Sujet : La nationalité constitue-t-elle un obstacle à la garantie des droits en matière de protection sociale ?

 Il y a aujourd’hui une nationalité européenne, comme il y avait au temps d’Eschyle, de Sophocle et d’Euripide, une nationalité grecque », écrivait Victor Hugo dans son ouvrage de 1843 Les Burgraves. Si Hugo faisait probablement référence à cette époque aux cultures assez proches dont disposaient les Etats européens, il n’imaginait pas qu’un siècle et demi plus tard se développerait une Union Européenne, ensemble de 12 puis nationalités à la fois individuelles et interdépendantes.

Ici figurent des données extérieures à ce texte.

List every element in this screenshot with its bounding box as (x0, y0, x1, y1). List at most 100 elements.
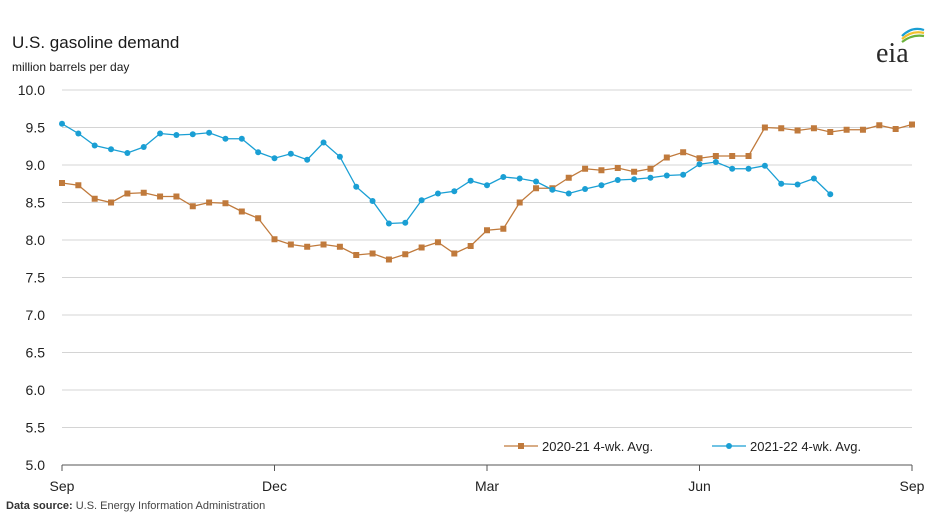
data-point (598, 182, 605, 189)
data-point (140, 144, 147, 150)
data-point (516, 199, 523, 206)
logo-arc-green (901, 34, 925, 43)
data-point (778, 180, 785, 187)
data-point (75, 130, 82, 137)
data-point (304, 156, 311, 163)
data-point (729, 153, 736, 159)
series-1 (59, 121, 915, 263)
legend: 2020-21 4-wk. Avg. 2021-22 4-wk. Avg. (504, 439, 861, 454)
eia-logo-icon: eia (872, 24, 928, 69)
chart-title: U.S. gasoline demand (12, 33, 180, 52)
data-point (484, 182, 490, 189)
data-point (189, 203, 196, 210)
legend-swatch-marker (518, 443, 524, 449)
data-point (59, 120, 65, 127)
data-point (909, 121, 915, 128)
y-tick-label: 9.5 (26, 120, 46, 136)
data-point (516, 175, 523, 182)
data-point (206, 199, 213, 206)
data-point (892, 126, 899, 132)
data-point (810, 125, 817, 132)
data-point (761, 162, 768, 169)
data-point (467, 243, 474, 249)
data-point (255, 149, 262, 156)
data-point (304, 243, 311, 250)
data-point (451, 188, 458, 195)
data-source-footer: Data source: U.S. Energy Information Adm… (6, 500, 265, 512)
logo-text: eia (876, 38, 909, 68)
data-point (287, 241, 294, 248)
data-point (647, 174, 654, 181)
data-point (320, 241, 327, 248)
data-point (353, 252, 360, 258)
data-point (745, 165, 752, 172)
data-point (565, 190, 572, 197)
data-point (91, 142, 98, 149)
data-point (729, 165, 736, 172)
data-point (778, 125, 785, 132)
data-point (238, 208, 245, 215)
series-layer (59, 120, 915, 263)
data-point (402, 219, 409, 226)
data-point (500, 225, 507, 232)
y-tick-label: 6.5 (26, 345, 46, 361)
data-point (434, 190, 441, 197)
legend-swatch-marker (726, 443, 732, 449)
data-point (859, 126, 866, 133)
data-point (173, 132, 180, 138)
data-point (238, 135, 245, 142)
data-point (663, 172, 670, 179)
data-point (173, 193, 180, 200)
data-point (549, 186, 556, 193)
data-point (222, 135, 229, 142)
data-point (108, 199, 115, 206)
data-point (680, 171, 687, 178)
series-2 (59, 120, 834, 227)
data-source-label: Data source: (6, 500, 73, 512)
data-point (157, 193, 164, 200)
data-point (189, 131, 196, 138)
data-point (810, 175, 817, 182)
data-point (124, 150, 131, 156)
data-point (631, 176, 638, 183)
y-tick-label: 7.5 (26, 270, 46, 286)
data-point (533, 178, 540, 185)
data-point (712, 153, 719, 159)
data-point (843, 126, 850, 133)
data-point (761, 124, 768, 131)
data-source-text: U.S. Energy Information Administration (75, 500, 266, 512)
data-point (434, 239, 441, 246)
data-point (206, 129, 213, 136)
data-point (614, 165, 621, 171)
data-point (320, 139, 327, 146)
data-point (385, 256, 392, 263)
data-point (75, 182, 82, 189)
data-point (255, 215, 262, 222)
data-point (108, 146, 115, 153)
series-line (61, 123, 831, 225)
legend-label: 2021-22 4-wk. Avg. (750, 439, 861, 454)
data-point (271, 155, 278, 162)
y-tick-label: 8.0 (26, 232, 46, 248)
y-tick-label: 5.0 (26, 457, 46, 473)
y-tick-label: 9.0 (26, 157, 46, 173)
data-point (631, 168, 638, 175)
data-point (500, 174, 507, 180)
data-point (59, 180, 65, 186)
series-line (61, 123, 913, 261)
grid-lines (62, 89, 912, 428)
data-point (582, 186, 589, 192)
data-point (467, 177, 474, 184)
data-point (271, 236, 278, 243)
data-point (598, 167, 605, 174)
y-tick-label: 8.5 (26, 195, 46, 211)
data-point (582, 165, 589, 172)
data-point (418, 244, 425, 251)
data-point (827, 129, 834, 135)
data-point (663, 154, 670, 161)
data-point (369, 198, 376, 204)
data-point (124, 190, 131, 197)
data-point (402, 251, 409, 258)
data-point (614, 177, 621, 183)
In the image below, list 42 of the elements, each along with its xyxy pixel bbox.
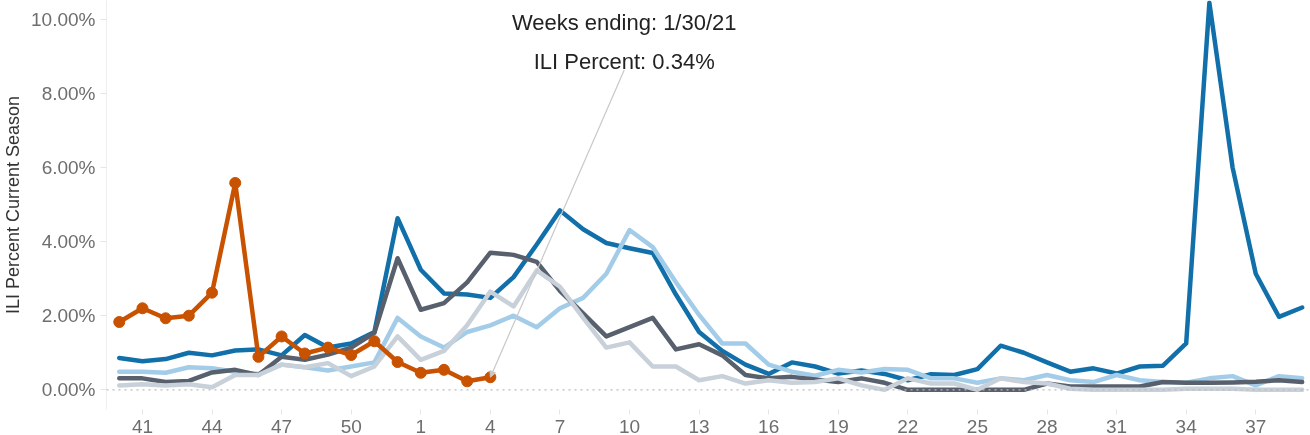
annotation: Weeks ending: 1/30/21 ILI Percent: 0.34% xyxy=(511,10,737,75)
y-tick-label: 4.00% xyxy=(41,231,96,253)
x-tick-label: 10 xyxy=(618,415,641,435)
x-tick-label: 50 xyxy=(340,415,362,435)
x-tick-label: 13 xyxy=(688,415,710,435)
y-axis-title: ILI Percent Current Season xyxy=(3,95,24,315)
point xyxy=(182,309,195,322)
point xyxy=(229,176,242,189)
point xyxy=(322,341,334,354)
x-tick-label: 7 xyxy=(554,415,566,435)
point xyxy=(275,330,288,343)
point xyxy=(414,366,427,379)
y-tick-label: 10.00% xyxy=(31,8,96,30)
point xyxy=(206,286,219,299)
x-tick-label: 44 xyxy=(201,415,224,435)
x-tick-label: 4 xyxy=(485,415,497,435)
x-tick-label: 16 xyxy=(758,415,780,435)
point xyxy=(159,312,172,325)
point xyxy=(298,347,311,360)
x-tick-label: 41 xyxy=(131,415,154,435)
line-series xyxy=(117,0,1305,383)
point xyxy=(252,350,265,363)
y-tick-label: 0.00% xyxy=(41,379,96,401)
x-tick-label: 34 xyxy=(1175,415,1198,435)
x-tick-label: 19 xyxy=(827,415,849,435)
point xyxy=(437,363,450,376)
point xyxy=(136,302,149,315)
point xyxy=(391,356,404,369)
x-tick-label: 47 xyxy=(271,415,293,435)
point xyxy=(368,335,381,348)
x-tick-label: 31 xyxy=(1106,415,1128,435)
y-tick-label: 2.00% xyxy=(41,305,96,327)
x-tick-label: 25 xyxy=(966,415,989,435)
point xyxy=(113,316,126,328)
point xyxy=(345,349,358,361)
y-tick-label: 8.00% xyxy=(41,82,96,104)
x-tick-label: 22 xyxy=(897,415,919,435)
x-tick-label: 28 xyxy=(1036,415,1058,435)
x-tick-label: 1 xyxy=(415,415,427,435)
x-tick-label: 37 xyxy=(1245,415,1267,435)
point xyxy=(461,375,474,388)
y-tick-label: 6.00% xyxy=(41,156,96,178)
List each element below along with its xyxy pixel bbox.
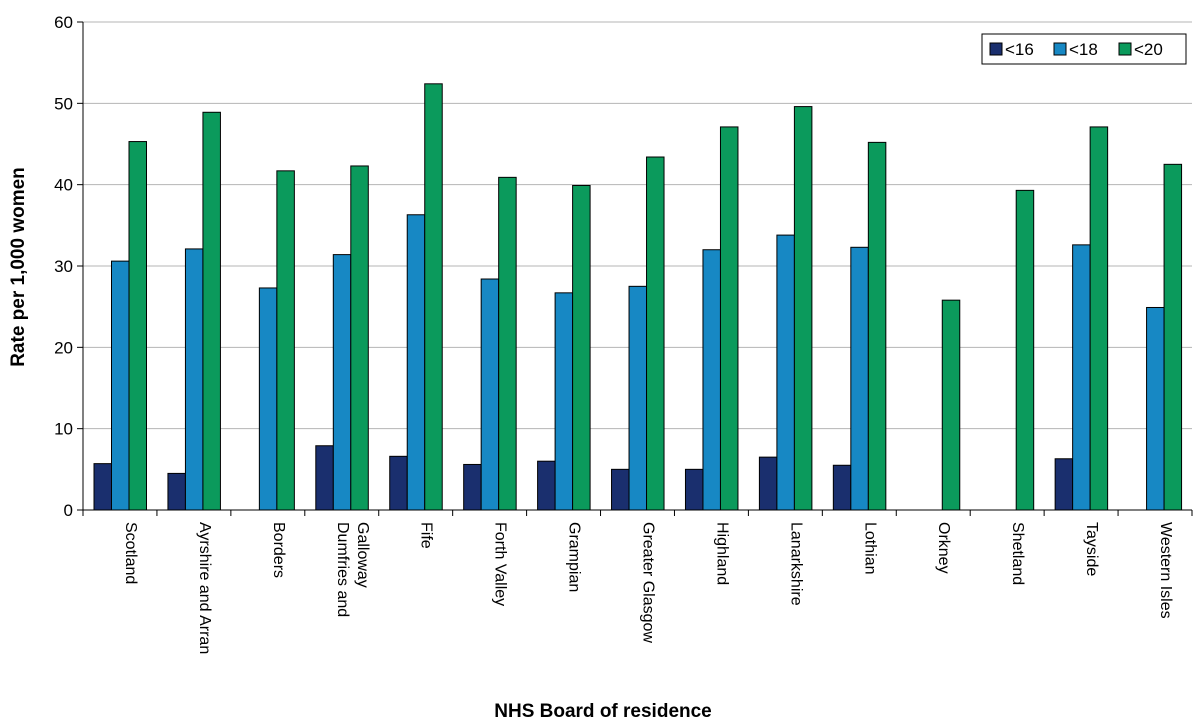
x-category-label: Greater Glasgow [640, 522, 657, 643]
bar-<20-Tayside [1089, 126, 1109, 511]
x-category-label: Fife [418, 522, 435, 549]
bar-<16-Grampian [537, 460, 556, 511]
bar-<18-Tayside [1072, 244, 1091, 511]
legend: <16 <18 <20 [981, 33, 1187, 65]
legend-label: <18 [1069, 40, 1098, 59]
bar-<18-Lanarkshire [776, 234, 795, 511]
bar-<16-Scotland [93, 463, 112, 511]
bar-<18-Lothian [850, 246, 869, 511]
y-tick-label: 20 [54, 338, 73, 357]
bar-<20-Scotland [128, 141, 147, 511]
y-tick-label: 30 [54, 257, 73, 276]
bar-<20-Western Isles [1163, 163, 1183, 511]
x-axis-title: NHS Board of residence [494, 701, 712, 720]
x-category-label: Forth Valley [492, 522, 509, 606]
bar-<18-Western Isles [1146, 306, 1165, 511]
bar-<20-Dumfries and Galloway [350, 165, 369, 511]
bar-<18-Fife [406, 214, 426, 511]
y-axis-title: Rate per 1,000 women [8, 167, 29, 367]
legend-label: <20 [1134, 40, 1163, 59]
legend-swatch-<18 [1053, 42, 1067, 56]
bar-<18-Highland [702, 249, 721, 511]
bar-<16-Highland [684, 468, 704, 511]
bar-<18-Grampian [554, 292, 574, 511]
x-category-label: Highland [713, 522, 730, 585]
bar-<16-Ayrshire and Arran [167, 472, 186, 511]
bar-<20-Lanarkshire [793, 106, 813, 511]
bar-<20-Lothian [867, 141, 887, 511]
bar-<16-Dumfries and Galloway [315, 445, 334, 511]
bar-<20-Highland [719, 126, 739, 511]
x-category-label: Lanarkshire [787, 522, 804, 606]
bar-<16-Greater Glasgow [611, 468, 630, 511]
x-category-label: Scotland [122, 522, 139, 584]
bar-<20-Fife [424, 83, 443, 511]
y-tick-label: 60 [54, 13, 73, 32]
y-tick-label: 40 [54, 176, 73, 195]
x-category-label: Galloway [354, 522, 371, 588]
y-tick-labels: 0 10 20 30 40 50 60 [54, 13, 83, 520]
bar-<16-Lanarkshire [758, 456, 778, 511]
bar-<20-Greater Glasgow [646, 156, 665, 511]
x-category-labels: Scotland Ayrshire and Arran Borders Dumfrie… [122, 522, 1174, 654]
y-tick-label: 10 [54, 420, 73, 439]
bar-<20-Shetland [1015, 189, 1035, 511]
bar-<20-Grampian [572, 184, 591, 511]
x-category-label: Borders [270, 522, 287, 578]
x-category-label: Western Isles [1157, 522, 1174, 619]
bar-<18-Borders [258, 287, 278, 511]
bar-<18-Greater Glasgow [628, 285, 648, 511]
bar-<20-Orkney [941, 299, 961, 511]
x-category-label: Lothian [861, 522, 878, 575]
bar-<20-Borders [276, 170, 295, 511]
bars [93, 83, 1183, 511]
bar-<16-Forth Valley [463, 463, 482, 511]
bar-<16-Lothian [832, 464, 852, 511]
legend-swatch-<16 [989, 42, 1003, 56]
x-category-label: Grampian [566, 522, 583, 592]
bar-<18-Scotland [111, 260, 130, 511]
x-category-label: Ayrshire and Arran [196, 522, 213, 654]
legend-swatch-<20 [1118, 42, 1132, 56]
y-tick-label: 50 [54, 94, 73, 113]
bar-<18-Forth Valley [480, 278, 500, 511]
x-category-label: Dumfries and [334, 522, 351, 617]
x-category-label: Tayside [1083, 522, 1100, 576]
x-category-label: Orkney [935, 522, 952, 574]
bar-<18-Ayrshire and Arran [184, 248, 204, 511]
x-category-label: Shetland [1009, 522, 1026, 585]
bar-<16-Fife [389, 455, 408, 511]
legend-label: <16 [1005, 40, 1034, 59]
bar-<20-Ayrshire and Arran [202, 111, 221, 511]
bar-<18-Dumfries and Galloway [332, 254, 352, 511]
bar-<20-Forth Valley [498, 176, 517, 511]
legend-box [981, 33, 1187, 65]
bar-<16-Tayside [1054, 458, 1074, 511]
y-tick-label: 0 [64, 501, 73, 520]
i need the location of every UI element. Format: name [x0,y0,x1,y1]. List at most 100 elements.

Afin de mieux appréhender l’étude qui va suivre, il convient de rappeler la définition de la nationalité. Celle-ci correspond au « lien juridique et politique qui rattache une personne, physique ou morale, à un Etat » (Lexique des termes juridiques, Edition Dalloz 2018-2019, p. 713).  De façon générale, la nationalité ouvre un droit à la protection sociale par l’Etat pour ses ressortissants. Ce principe pourrait se définir comme l’ensemble des régimes et des mesures instaurés dans le but de protéger un groupe contre des charges et des risques identifiés dont les personnes peuvent faire face durant leur vie et contre lesquels elles ne disposent pas des ressources nécessaires pour les contrer.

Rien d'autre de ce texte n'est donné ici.